Progress is often interpreted to be change with a positive and beneficial outcome; movement toward a desired or specified goal. Such may be the case but progress can simply mean movement in any direction regardless of the goal. And, there is the matter of inertia. For a society to move in a somewhat coordinated manner at the same time in the same direction is a monumental feat. "The old-time rabbis used to teach that the Kingdom of God would come if only the whole of Israel would really keep a single Sabbath simultaneously." (Albert Schweitzer, The Philosophy of Civilization, 1987 by Prometheus Books) Societies do not easily or frequently change directions but they may lack progress and improvement.

Change starts slowly and moves in fits and starts before gaining momentum. The knowledge of life is not easily acquired or understood. However, it is necessary for life to be optimistic and ethical.
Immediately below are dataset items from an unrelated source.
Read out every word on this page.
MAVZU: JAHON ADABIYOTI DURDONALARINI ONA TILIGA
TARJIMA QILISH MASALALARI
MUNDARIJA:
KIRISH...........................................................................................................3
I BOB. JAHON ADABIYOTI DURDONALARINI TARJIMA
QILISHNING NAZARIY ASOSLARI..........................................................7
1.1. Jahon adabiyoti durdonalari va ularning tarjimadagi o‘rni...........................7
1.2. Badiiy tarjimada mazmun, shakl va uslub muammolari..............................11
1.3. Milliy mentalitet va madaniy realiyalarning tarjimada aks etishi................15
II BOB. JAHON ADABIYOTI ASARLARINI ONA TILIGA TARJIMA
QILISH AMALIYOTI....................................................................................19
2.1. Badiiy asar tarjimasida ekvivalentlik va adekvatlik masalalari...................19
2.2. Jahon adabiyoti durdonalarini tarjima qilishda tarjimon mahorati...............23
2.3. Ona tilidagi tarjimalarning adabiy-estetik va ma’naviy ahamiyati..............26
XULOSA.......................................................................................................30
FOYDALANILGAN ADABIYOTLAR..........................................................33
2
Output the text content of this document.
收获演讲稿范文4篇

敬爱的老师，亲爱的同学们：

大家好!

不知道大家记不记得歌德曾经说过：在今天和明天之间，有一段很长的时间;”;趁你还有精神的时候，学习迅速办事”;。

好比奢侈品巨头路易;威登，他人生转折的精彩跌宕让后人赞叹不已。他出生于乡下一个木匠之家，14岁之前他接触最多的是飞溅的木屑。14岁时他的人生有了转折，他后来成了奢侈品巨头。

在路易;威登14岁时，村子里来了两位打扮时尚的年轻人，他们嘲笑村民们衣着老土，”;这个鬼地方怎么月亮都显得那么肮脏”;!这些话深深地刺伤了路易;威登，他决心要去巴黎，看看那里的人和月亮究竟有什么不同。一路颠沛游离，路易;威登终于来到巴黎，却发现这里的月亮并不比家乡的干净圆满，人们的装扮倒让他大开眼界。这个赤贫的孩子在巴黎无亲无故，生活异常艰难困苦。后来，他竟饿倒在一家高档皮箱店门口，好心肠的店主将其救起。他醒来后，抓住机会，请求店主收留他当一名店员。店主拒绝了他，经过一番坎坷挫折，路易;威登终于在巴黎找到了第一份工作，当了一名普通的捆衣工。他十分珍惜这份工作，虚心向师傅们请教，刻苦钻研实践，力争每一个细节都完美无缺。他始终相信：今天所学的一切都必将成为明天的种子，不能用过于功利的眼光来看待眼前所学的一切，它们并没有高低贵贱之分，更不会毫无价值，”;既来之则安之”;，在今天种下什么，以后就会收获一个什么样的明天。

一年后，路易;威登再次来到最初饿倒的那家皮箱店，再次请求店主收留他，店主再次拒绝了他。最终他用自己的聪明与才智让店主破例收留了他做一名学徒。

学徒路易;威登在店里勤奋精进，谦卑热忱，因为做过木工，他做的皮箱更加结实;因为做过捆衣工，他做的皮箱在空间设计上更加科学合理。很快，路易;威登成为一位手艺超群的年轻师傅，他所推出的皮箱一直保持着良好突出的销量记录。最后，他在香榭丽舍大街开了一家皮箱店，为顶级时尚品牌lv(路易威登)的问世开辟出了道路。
Optimism affirms life as something possessing intrinsic value and stimulates the impulse to raise existence to the highest level of value within current capability. From this comes activity directed to the improvement of the living condition, which will be the wellspring of progress for individuals and society. (Albert Schweitzer, The Philosophy of Civilization)

Many tools and attitudes are available to characterize, pursue, and enhance the direction and pace of change but the essential element is the driving force. Civilizations rise and fall; cultures come and go depending upon the vitality of the driving force. The nature of the driving force reaches beyond the logical conclusions and theories required in the assessment of reality and extend into the spiritual realm of what might be and the ideals of life. Individuals conceive ideals and fit them to the realities of life as a basis for decision making. The vitality of the driving force for society is dependent upon whether the ideals of individuals aim at progress of the whole.